Solía pensar sin cesar en Ifigenia, perdida en el reino de los muertos, vagando por ese lugar en sombras, incapaz de hallar la paz. Ahora, sin embargo, brotan los recuerdos: una niña riendo fuerte, corriendo entre los pilares del patio con el pelo ondeando tras ella. Su rostro arrugado por la concentración mientras aprendía a dominar el telar; su orgullo por los tapices que tejía. Pienso en todas las madres de Troya. Hécuba viendo a sus hijos asesinados en el campo de batalla, sus hijas arrastradas a los barcos griegos. El bebé de Andrómaca arrancado de sus brazos y arrojado desde una torre troyana a las rocas implacables. Espero que se hayan enterado de la muerte de Agamenón. Espero que les dé algo de consuelo saber que el ejecutor que llevó a los ejércitos a sus costas encontró una muerte tan brutal. Al menos puedo ofrecerles eso. Pero desde que lo hice, ya no hay nada que me impulse. Ahora que mis pensamientos están libres de ira y en mis venas ya no arde el deseo de venganza, puedo sentir la tristeza en su pureza fría y cristalina.

Y con la rabia esfumada, miro a Egisto dormido y me pregunto qué me unió a él. ¿Hemos hablado alguna vez de algo que no fuera venganza? Si así es, no lo recuerdo, soy incapaz de encontrar algo que tengamos en común. Cuando lo miro solo pienso en mis hijos perdidos. Es su ausencia, más que la de Ifigenia, la que me provoca este dolor en el corazón.

Si me marcho, ¿hallará Electra algo de paz al fin? Me pregunto si todo cuanto puedo ofrecerle a mi hija resentida es mi ausencia.

Reúno mis joyas sin hacer ruido: brazaletes gruesos de oro y pendientes que brillan en la habitación oscura, collares relucientes de cornalina y lapislázuli; riquezas con las que comprar un pasaje seguro a cualquier lugar del mundo. Electra lo rechazó todo cuando se casó, pero si me marcho y comprende que solo se está degradando a sí misma, y no a mí, tal vez se canse de alardear de su pobreza.
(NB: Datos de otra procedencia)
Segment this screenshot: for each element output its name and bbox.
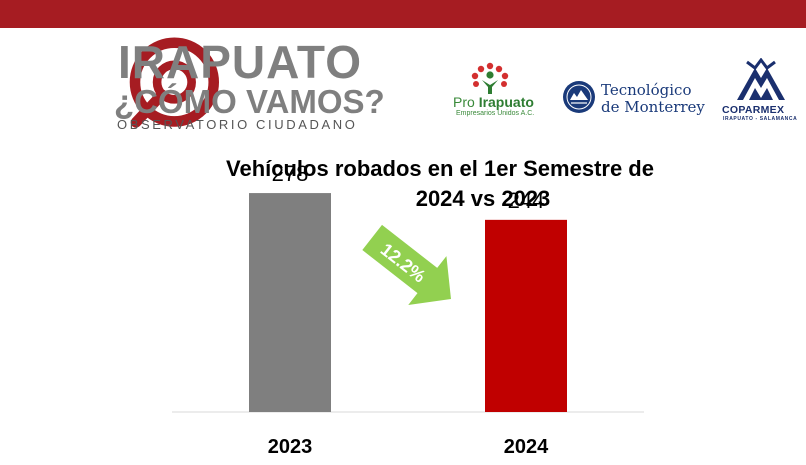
- tecnologico-line2: de Monterrey: [601, 98, 705, 116]
- bar-2023: [249, 193, 331, 412]
- category-label-2024: 2024: [504, 436, 549, 458]
- pro-irapuato-subtitle: Empresarios Unidos A.C.: [456, 110, 535, 117]
- tecnologico-line1: Tecnológico: [601, 81, 692, 99]
- change-arrow-icon: 12.2%: [362, 224, 451, 305]
- logo-title: IRAPUATO: [118, 36, 362, 88]
- top-banner: [0, 0, 806, 28]
- coparmex-subtitle: IRAPUATO - SALAMANCA: [723, 116, 798, 122]
- coparmex-logo-icon: [737, 58, 785, 100]
- logo-subtitle: ¿CÓMO VAMOS?: [114, 83, 385, 120]
- pro-irapuato-name-a: Pro: [453, 94, 479, 110]
- tecnologico-logo-icon: [563, 81, 595, 113]
- bar-2024: [485, 219, 567, 412]
- category-label-2023: 2023: [268, 436, 313, 458]
- value-label-2023: 278: [272, 161, 309, 186]
- tecnologico-name: Tecnológico de Monterrey: [601, 82, 705, 116]
- logo-tagline: OBSERVATORIO CIUDADANO: [117, 117, 358, 132]
- chart-title: Vehículos robados en el 1er Semestre de …: [200, 154, 680, 214]
- pro-irapuato-logo-icon: [471, 62, 509, 94]
- value-label-2024: 244: [508, 188, 545, 213]
- coparmex-name: COPARMEX: [722, 104, 785, 116]
- chart-title-line2: 2024 vs 2023: [415, 186, 551, 211]
- pro-irapuato-name-b: Irapuato: [478, 94, 534, 110]
- chart-title-line1: Vehículos robados en el 1er Semestre de: [226, 156, 654, 181]
- irapuato-logo-icon: [129, 37, 219, 128]
- pro-irapuato-name: Pro Irapuato: [453, 94, 534, 110]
El sol se eleva más en el cielo, su luz baña la habitación. Estoy lista para salir, para dejar todo esto atrás. Pero antes de que pueda dar un paso, un estrépito interrumpe el silencio y oigo voces masculinas gritando fuera del palacio. Para mi horror, el escándalo me revela las palabras que más temía oír.